Penn landed neatly and walked away down the corridor without a backward glance, meaning to seek out Selendra to inform her immediately that he would consult with Frelt about their marriage. He found Haner first, sitting on her haunches at the door of the
sleeping cave. “It’s all right,” she whispered. “She’s asleep, but look!” Penn looked through the archway to where Selendra slept on the gold of her dowry. She lay curled up with her head under her wing, the picture of feminine grace. Her scales were clean and burnished, and shone a clear pale gold, with no trace whatsoever of any bridal pink.

“How have you managed it?” Penn asked. “What trickery is this? Paint?” But he looked again and knew no paint could ever be so perfect or even.

“She only needed to rest and become calm,” Haner said. “Amer made her a tea and she has been well since.”

Penn started in surprise. He knew only a little of the herbs to which desperate maidens might resort.

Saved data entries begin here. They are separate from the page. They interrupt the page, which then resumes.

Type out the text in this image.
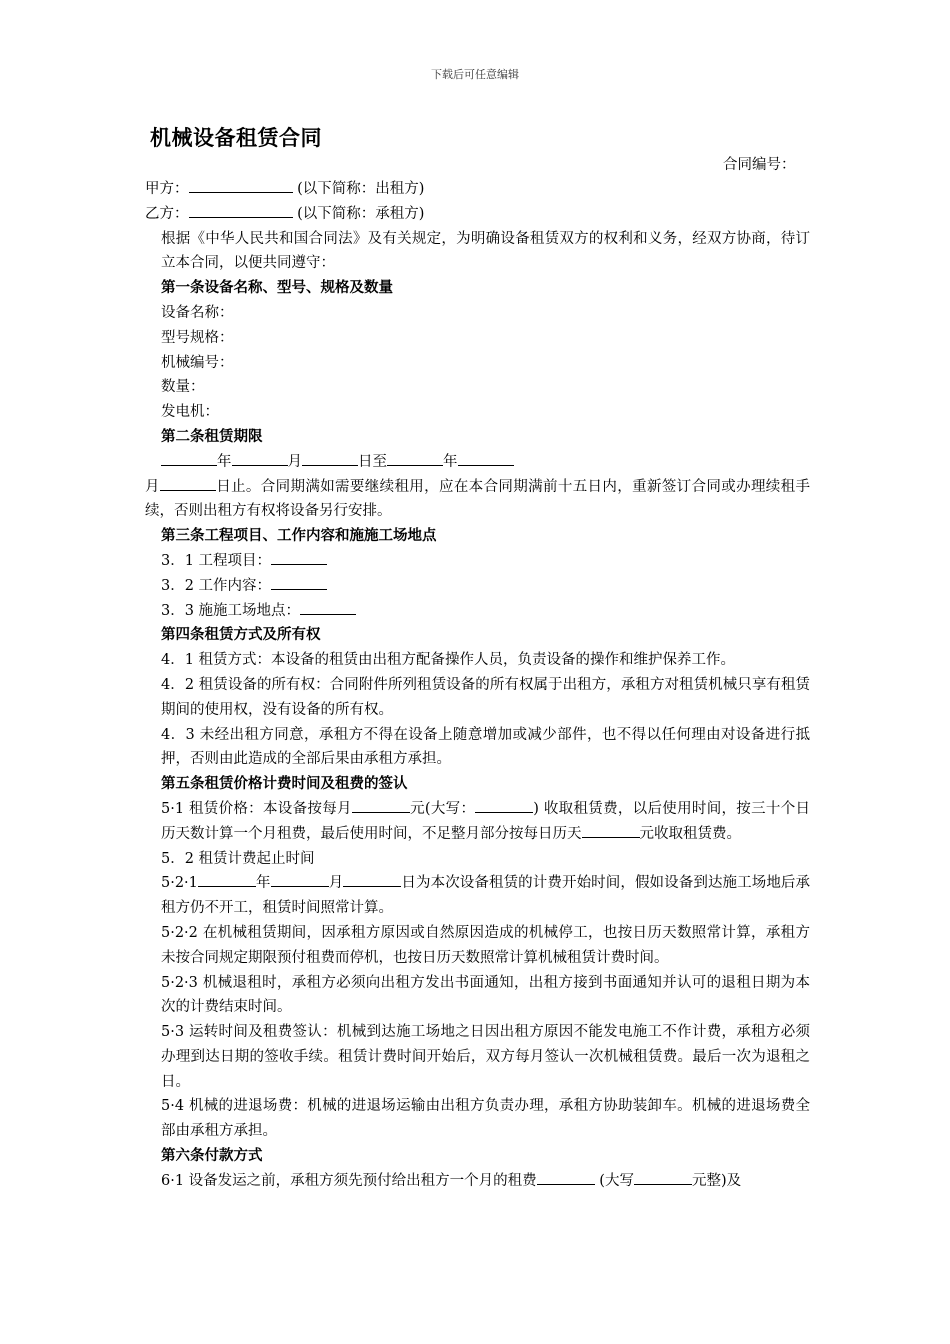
下载后可任意编辑
机械设备租赁合同
合同编号：

甲方：	(以下简称：出租方)

乙方：	(以下简称：承租方)

根据《中华人民共和国合同法》及有关规定，为明确设备租赁双方的权利和义务，经双方协商，待订立本合同，以便共同遵守：

第一条设备名称、型号、规格及数量

设备名称：

型号规格：

机械编号：

数量：

发电机：

第二条租赁期限

年	月	日至	年

月	日止。合同期满如需要继续租用，应在本合同期满前十五日内，重新签订合同或办理续租手续，否则出租方有权将设备另行安排。

第三条工程项目、工作内容和施施工场地点

3．1 工程项目：

3．2 工作内容：

3．3 施施工场地点：

第四条租赁方式及所有权

4．1 租赁方式：本设备的租赁由出租方配备操作人员，负责设备的操作和维护保养工作。

4．2 租赁设备的所有权：合同附件所列租赁设备的所有权属于出租方，承租方对租赁机械只享有租赁期间的使用权，没有设备的所有权。

4．3 未经出租方同意，承租方不得在设备上随意增加或减少部件，也不得以任何理由对设备进行抵押，否则由此造成的全部后果由承租方承担。

第五条租赁价格计费时间及租费的签认

5·1 租赁价格：本设备按每月	元(大写：	) 收取租赁费，以后使用时间，按三十个日历天数计算一个月租费，最后使用时间，不足整月部分按每日历天	元收取租赁费。

5．2 租赁计费起止时间

5·2·1	年	月	日为本次设备租赁的计费开始时间，假如设备到达施工场地后承租方仍不开工，租赁时间照常计算。

5·2·2 在机械租赁期间，因承租方原因或自然原因造成的机械停工，也按日历天数照常计算，承租方未按合同规定期限预付租费而停机，也按日历天数照常计算机械租赁计费时间。

5·2·3 机械退租时，承租方必须向出租方发出书面通知，出租方接到书面通知并认可的退租日期为本次的计费结束时间。

5·3 运转时间及租费签认：机械到达施工场地之日因出租方原因不能发电施工不作计费，承租方必须办理到达日期的签收手续。租赁计费时间开始后，双方每月签认一次机械租赁费。最后一次为退租之日。

5·4 机械的进退场费：机械的进退场运输由出租方负责办理，承租方协助装卸车。机械的进退场费全部由承租方承担。

第六条付款方式

6·1 设备发运之前，承租方须先预付给出租方一个月的租费	(大写	元整)及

He had been told in the seminary what a sin they were. “I will speak to Amer,” Penn said, and stalked away, leaving Haner staring after him.

Amer was in the storeroom, arranging some fruit with the remains of the beef for supper. “How are you, Blessed Penn?” she asked. Amer had been his nanny, but since he had been a parson she had always behaved towards him most respectfully. He liked this, of course, and would have been most resentful of any undue familiarity, but it made him a little sad sometimes when he felt a constraint between them where once no constraint had been.